Во взглядах Золя и Тургенева, конечно, были большие различия, но Тургенев, как я уже сказал, понимал все, понимал он и Золя и справедливо оценивал солидные качества многих его произведений<...> Для Тургенева искусство всегда должно было оставаться искусством вечным и нетленным. Это положение являлось для него аксиомой, не требовавшей доказательств <...> Он прекрасно знал, что требования уступок в этой области никогда не идут со стороны самих художников, но всегда предъявляются покупателями, издателями, подписчиками и т. п. Он говорил, что не понимает, как повесть может быть нравственной или безнравственной, к ней также странно предъявлять подобные требования, как и к картине или симфонии <...> Но, конечно, его понимание свободы искусства было несравненно шире понимания его французских собратьев. В нем чувствовалось знание всего огромного разнообразия жизни, знание малодоступных другим явлений и ощущений, чувствовался горизонт, в котором терялся узкий горизонт Парижа, и эта широта знания и понимания выделяла его среди парижских литераторов. За сказанным им чувствовалось много невысказанного <...> Но все же он с большим воодушевлением принимал участие в обсуждениях и спорах, проявляя все ту же простоту, естественность и внимание, придававшие такое очарование его разговору. В спорах он всегда умел держаться существенной стороны вопроса, подлежащего обсуждению.

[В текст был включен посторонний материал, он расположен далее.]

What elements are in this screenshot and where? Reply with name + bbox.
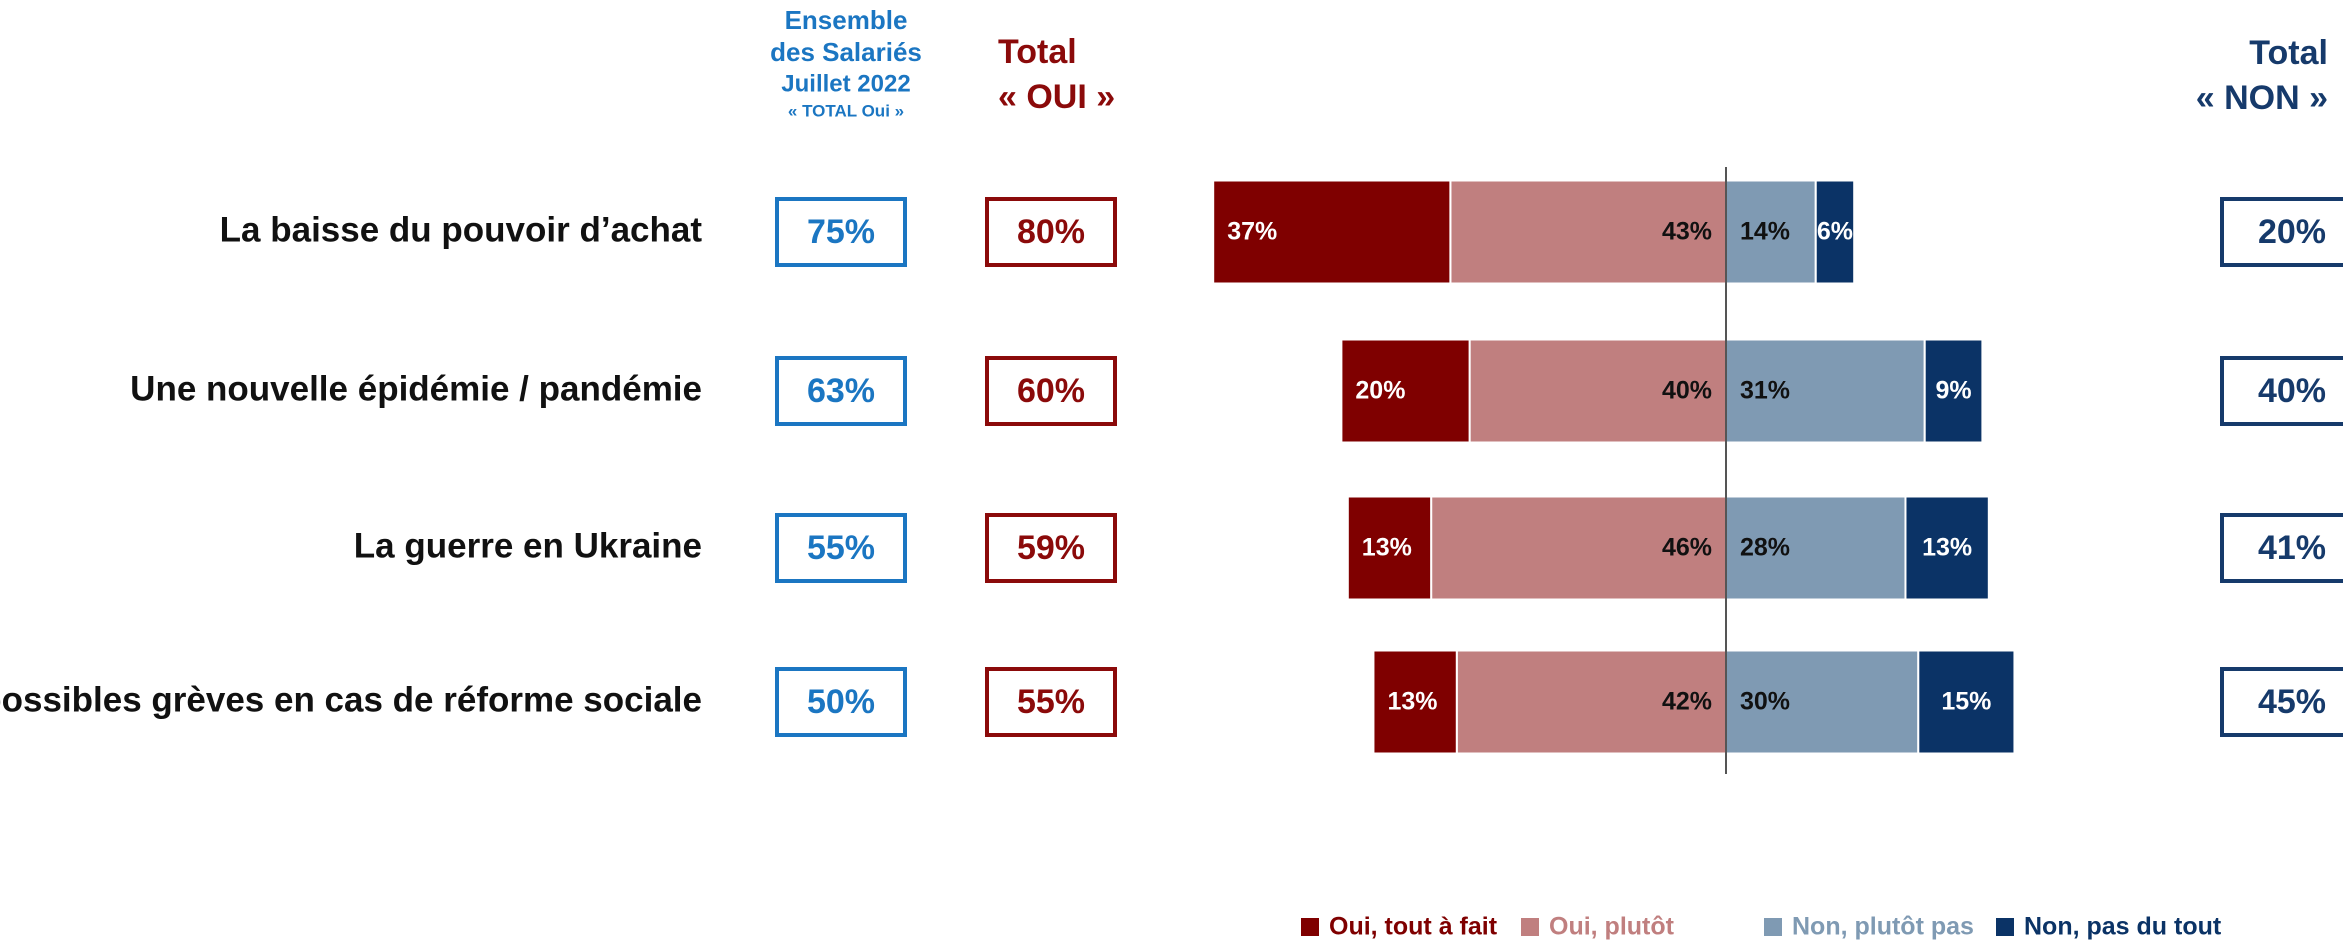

Бесспорно, это был прекрасный ум, но меня прежде всего поразила его великолепная мужественная фигура,; и это впечатление всегда связано с моим представлением о Тургеневе. Глубокая, мягкая, любящая душа была заключена в колоссальное изящное тело, и эта комбинация была необычайно привлекательна<...> Как известно, он был страстным охотником <...> и продолжал охотиться и в старости. Возле Кембриджа жил его приятель-англичанин, к которому Тургенев иногда отправлялся поохотиться. Я думаю, трудно было бы подыскать более подходящую фигуру для изображения Северного Нимврода. Тургенев был чрезвычайно высокого роста и обладал широким здоровым телосложением. Голова его была поистине прекрасна, и хоть черты лица не отличались правильностью, оно обладало большой оригинальной красотой. У него была чисто русская физиономия с чрезвычайно мягким выражением, и в его глазах -- самых добрых глазах в мире -- светилась глубокая печаль. Обильные, прямо ниспадавшие волосы были белы, как серебро, такова же была и борода, которую он носил коротко подстриженной. Во всей его высокой фигуре, производившей впечатление, где бы она ни появлялась, чувствовалось присутствие неизрасходованной силы <...> Тургенев был способен краснеть, как 16-летний юноша. Он не любил условных форм и церемоний, что же касается его "манер", то, вследствие присущей ему простоты и естественности, таковых у него не было. Он всегда был самим собой. Все, что бы он ни делал, дышало простотой; если он ошибался и ему указывали на ошибку, Тургенев принимал такое указание без тени раздражения или неудовольствия. Дружелюбный, искренний, благосклонный, Тургенев прежде всего производил впечатление человека неисчерпаемой доброты, и это впечатление выносили все знавшие его.